Content
Electronic Fun with Computers & Games is a magazine devoted to home consoles, computers, and arcade games. Published during the "classic" era of video games, it was the first national competition for Electronic Games and the first of a series of rival video-game mags.
Like other titles of the era, the magazine changed names to ComputerFun: The Magazine of Recreational Computing in 1984 in an attempt to distance itself from the video-game industry crash of 1983. The internal contents remained largely unchanged, however.
History
The magazine was founded by Richard Ekstract, an entreprenur and 40-year publishing veteran who has started up over 20 magazines in the field of consumer electronics, shortly after he joined Viare Publishing. The launch issue, dated November 1982, had a print run of 250,000 copies.
Ekstract had earlier launched Video Review, a consumer video-technology magazine that rivaled Reese Publishing's own Video magazine, and like that publication, Electronic Fun was a direct rival to Reese's Electronic Games. The staff originally featured Dan Gutman as managing editor, who soon left to found his own mag, Video Games Player. (His replacement, Randi Hacker, later became a successful children's book author, just like Gutman.)
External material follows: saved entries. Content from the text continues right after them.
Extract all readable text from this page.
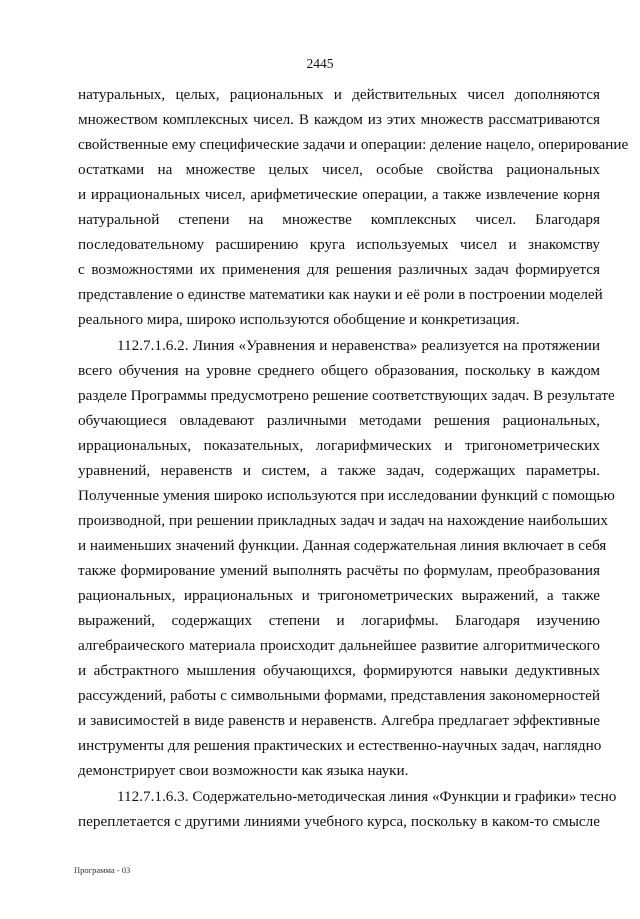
2445
натуральных, целых, рациональных и действительных чисел дополняются
множеством комплексных чисел. В каждом из этих множеств рассматриваются
свойственные ему специфические задачи и операции: деление нацело, оперирование
остатками на множестве целых чисел, особые свойства рациональных
и иррациональных чисел, арифметические операции, а также извлечение корня
натуральной степени на множестве комплексных чисел. Благодаря
последовательному расширению круга используемых чисел и знакомству
с возможностями их применения для решения различных задач формируется
представление о единстве математики как науки и её роли в построении моделей
реального мира, широко используются обобщение и конкретизация.
112.7.1.6.2. Линия «Уравнения и неравенства» реализуется на протяжении
всего обучения на уровне среднего общего образования, поскольку в каждом
разделе Программы предусмотрено решение соответствующих задач. В результате
обучающиеся овладевают различными методами решения рациональных,
иррациональных, показательных, логарифмических и тригонометрических
уравнений, неравенств и систем, а также задач, содержащих параметры.
Полученные умения широко используются при исследовании функций с помощью
производной, при решении прикладных задач и задач на нахождение наибольших
и наименьших значений функции. Данная содержательная линия включает в себя
также формирование умений выполнять расчёты по формулам, преобразования
рациональных, иррациональных и тригонометрических выражений, а также
выражений, содержащих степени и логарифмы. Благодаря изучению
алгебраического материала происходит дальнейшее развитие алгоритмического
и абстрактного мышления обучающихся, формируются навыки дедуктивных
рассуждений, работы с символьными формами, представления закономерностей
и зависимостей в виде равенств и неравенств. Алгебра предлагает эффективные
инструменты для решения практических и естественно-научных задач, наглядно
демонстрирует свои возможности как языка науки.
112.7.1.6.3. Содержательно-методическая линия «Функции и графики» тесно
переплетается с другими линиями учебного курса, поскольку в каком-то смысле
Программа - 03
The contents of the magazine are extremely similar in style to Electronic Games, with news up front, longform game reviews in the back, feature articles on new consoles and whiz-kid programmers, and the occasional humor feature rounding each issue out. Differences include a greater amount of photographed screenshots (as opposed to the mockup screens or interpretive artwork Electronic Games prefered) and a reader-submitted typein game program, usually for either the VIC-20 or the Atari 8-bit machines, included with each issue.
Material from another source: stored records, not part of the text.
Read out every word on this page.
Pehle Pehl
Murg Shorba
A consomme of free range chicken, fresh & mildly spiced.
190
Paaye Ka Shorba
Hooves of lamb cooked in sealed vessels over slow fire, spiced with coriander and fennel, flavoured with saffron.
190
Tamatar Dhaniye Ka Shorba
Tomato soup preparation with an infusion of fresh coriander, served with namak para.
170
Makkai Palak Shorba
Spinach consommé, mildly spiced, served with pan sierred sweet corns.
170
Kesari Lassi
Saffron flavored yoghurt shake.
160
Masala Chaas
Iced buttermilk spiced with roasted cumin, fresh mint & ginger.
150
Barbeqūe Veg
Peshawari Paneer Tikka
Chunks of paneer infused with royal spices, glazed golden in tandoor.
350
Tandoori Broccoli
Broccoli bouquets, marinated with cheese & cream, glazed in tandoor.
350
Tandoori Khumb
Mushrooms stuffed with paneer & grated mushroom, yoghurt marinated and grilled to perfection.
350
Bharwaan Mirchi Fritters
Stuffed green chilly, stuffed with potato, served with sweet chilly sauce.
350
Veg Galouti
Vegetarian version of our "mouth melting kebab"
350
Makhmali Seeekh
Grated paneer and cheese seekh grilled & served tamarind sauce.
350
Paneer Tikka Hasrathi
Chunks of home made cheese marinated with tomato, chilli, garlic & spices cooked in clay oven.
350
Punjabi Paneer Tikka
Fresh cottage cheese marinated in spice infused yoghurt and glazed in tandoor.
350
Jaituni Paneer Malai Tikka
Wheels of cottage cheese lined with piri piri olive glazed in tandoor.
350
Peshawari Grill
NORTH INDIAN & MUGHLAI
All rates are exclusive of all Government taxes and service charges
While the marked similarity between Electronic Fun and Electronic Games didn't go unnoticed by the competition (EG editor Bill Kunkel would later call the title "a second-class, second-rate publication"), the magazine was a modest success for its first year, publishing on an uninterrupted monthly schedule and attracting most of the same advertisers that bought space in EG. Ad money dried up quickly after the 1983 holiday season, however, and a last-minute name change to ComputerFun with the April 1984 issue failed to keep the magazine from being canceled without comment the following month.